Simpson, who arrives for work at 6 a.m., said he did not notice the man in the car Tuesday, although he did see the car later in the morning but did not notice anyone in it. He found out that the man was found dead Wednesday morning, after an employee called him asking if he knew whether the road was still blocked because of investigations.

The area receives a moderate amount of foot traffic because a horse trail is nearby, but it is unusual to see people sitting in their cars, Simpson and other local workers said. "It's just very deserted here," said Angie Villanueva, a secretary at Whittier Transfer, which is across the street from where the car was found.

Los Angeles County coroner's spokesman Ed Winter said the man was in his 70s. His identity has not been released because relatives have not been notified.

It was unclear how long the man had been dead or what caused his death.

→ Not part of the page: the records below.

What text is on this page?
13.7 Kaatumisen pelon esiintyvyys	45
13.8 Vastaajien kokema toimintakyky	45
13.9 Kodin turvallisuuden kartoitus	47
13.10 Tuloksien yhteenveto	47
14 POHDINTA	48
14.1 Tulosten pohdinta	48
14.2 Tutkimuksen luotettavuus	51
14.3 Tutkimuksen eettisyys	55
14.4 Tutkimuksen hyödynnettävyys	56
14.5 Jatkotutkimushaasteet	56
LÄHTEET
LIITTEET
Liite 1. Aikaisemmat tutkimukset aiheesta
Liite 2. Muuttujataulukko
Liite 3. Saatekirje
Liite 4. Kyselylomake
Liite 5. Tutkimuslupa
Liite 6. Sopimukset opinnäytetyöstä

Authorities plan an autopsy no sooner than Thursday, Winter said. The case is being investigated by Los Angeles County Sheriff's Department homicide detectives, which authorities said is routine given the circumstances. There were no obvious signs of foul play, sheriff's officials said.

In December, an elderly woman was found in the front passenger seat of a crumpled car in a San Fernando Valley tow yard. The woman had been left in the car for a day after paramedics removed her son from the same vehicle after a crash.

Simpson said that after he learned that the body had been found in the car near Pico Rivera, he wondered about a noise he heard about noon shortly after the street sweeper passed through: repeated honking from a nearby car. Uncertain of which direction it was coming from, Simpson said he went back to work without looking around for the source of the honking. At his job Wednesday, Simpson said he wondered now: "God, what if it was the man honking for help?"
All I can say is if they ticketed the car while he was dying in it, that is the most hardcore. Meter maids, FTW.